Concerned that the federal government is moving to "hamstring" the rights of detainees at the Guantanamo Bay detention center, lawyers for detainees argued today against a new set of U.S. Department of Justice guidelines that would govern attorney-client relationships.
Protective orders issued by the U.S. District Court for the District of Columbia have since 2004 guided how attorneys can meet with their clients and how confidential information is handled. The government has asked attorneys for detainees who no longer have cases pending to sign a "memorandum of understanding" that would change some of those rules and give greater discretion to the commander of Joint Task Force-Guantanamo.
U.S. District Chief Judge Royce Lamberth pressed Justice Department lawyer James Gilligan about why the change was needed and why it wouldn’t run afoul of previous case law holding that detainees had a right to counsel to access the courts. Lamberth said he was "puzzled" by the move, given that lawyers on both sides hadn't run into problems with the protective orders so far, and that he was inclined to go by the old adage of, "If it ain't broke, don't fix it."
Gilligan said that the protective order was put in place to govern the attorney-client relationship for detainees with habeas cases pending. Once detainees moved for a voluntary dismissal or had their cases resolved in some other way, as was the situation with the detainees at issue, the game changed, he said. While lawyers might need to meet with detainees about future habeas petitions, he said, the U.S. Department of Defense should have oversight authority, not the courts.
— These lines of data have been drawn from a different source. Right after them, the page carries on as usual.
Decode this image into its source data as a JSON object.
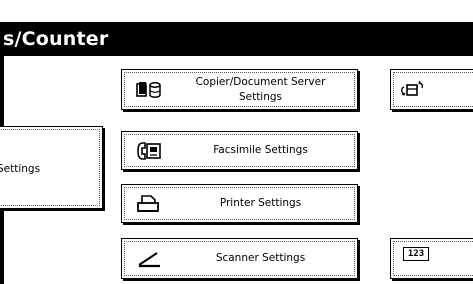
{
  "title": "s/Counter",
  "left_panel": {
    "settings_label": "Settings"
  },
  "buttons": {
    "copier": {
      "label_line1": "Copier/Document Server",
      "label_line2": "Settings",
      "icon": "copier-document-server-icon"
    },
    "facsimile": {
      "label": "Facsimile Settings",
      "icon": "facsimile-icon"
    },
    "printer": {
      "label": "Printer Settings",
      "icon": "printer-icon"
    },
    "scanner": {
      "label": "Scanner Settings",
      "icon": "scanner-icon"
    }
  },
  "right_buttons": {
    "top": {
      "icon": "transfer-icon"
    },
    "bottom": {
      "icon_text": "123",
      "icon": "counter-icon"
    }
  },
  "colors": {
    "title_bar_background": "#000000",
    "title_text": "#ffffff",
    "button_background": "#ffffff"
  }
}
In order for detainees and their lawyers to get injunctive relief against the memorandum, they had to show that the government was in some way restricting their access to the courts, Gilligan said, but so far they hadn't. It wasn't enough for detainees and their lawyer to present a "parade of horribles" about what could happen, he said. If detainees or their lawyers felt that they were being denied the right to access the courts under the memorandum, only then could they ask for relief, he added.
Lamberth said he was "reluctant" to allow the change, given the government's failure to protect detainees' rights to access the courts in the past when left to its own devices. That situation, he noted, was what led to the protective orders in the first place. Gilligan said the memorandum was mostly similar to the protective orders in allowing attorneys access to counsel, but that in the absence of a pending case, the executive branch should be allowed to make and enforce its own policy.
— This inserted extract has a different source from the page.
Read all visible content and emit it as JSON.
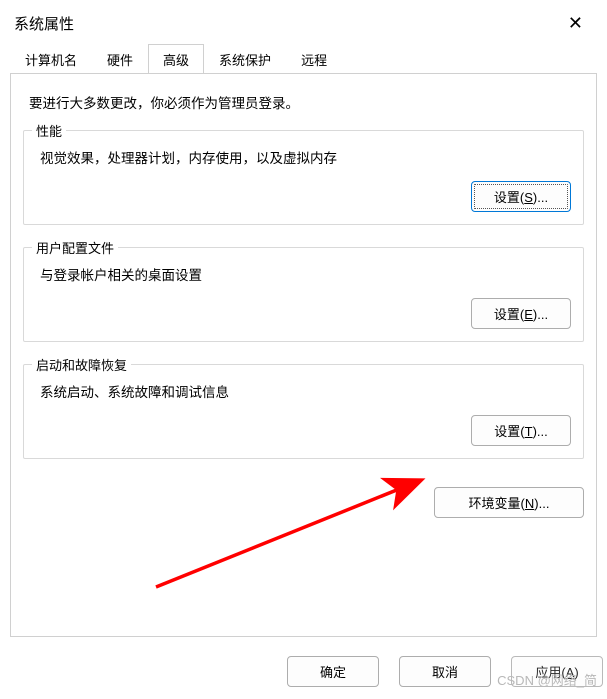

The memorandum diverges especially from the protective orders when it comes to accessing confidential files, according to counsel on both sides. Under the memorandum, detainee lawyers would have to get permission to review files and explain why they needed to access them. Gilligan said this was needed to make sure lawyers who no longer had a case pending had a reason for looking at potentially sensitive information.
Covington & Burling partner William Livingston, a counsel for two detainees at Guantanamo who would be affected by the change, began by stating that his clients' rights had already been harmed because his team wasn't allowed to meet with them after refusing to sign the memorandum. Livingston said the government failed to show that the protective orders weren't working, so allowing the change would disrupt the already-fragile attorney-client relationship for the government's benefit alone.
Giving discretion to the commanding officer would mean that base operational issues would suddenly take priority over access, Livingston said, also noting that if a problem did come up, his clients would suffer by having to wait through yet another lengthy court battle.
"They're essentially saying, 'trust us, trust us,'" Livingston said. "But there's no well of trust here." He said that the detainee lawyers fear that the memorandum would open the door to future restrictions on access. For instance, he said that the government had already indicated that it planned to limit detainees without cases pending to two lawyers. Over time, Livingston said, the government could trim that to one lawyer, or only allow lawyers to visit at certain times.
"Our fear is that they're looking to hamstring the habeas process," he said.
Lamberth also heard brief arguments from lawyers for other detainees – Washington solo practitioner Stephen Truitt, Rebecca Briggs of Orrick, Herrington & Sutcliffe, and Jennifer Cowan of Debevoise & Plimpton – who echoed Livingston's statements.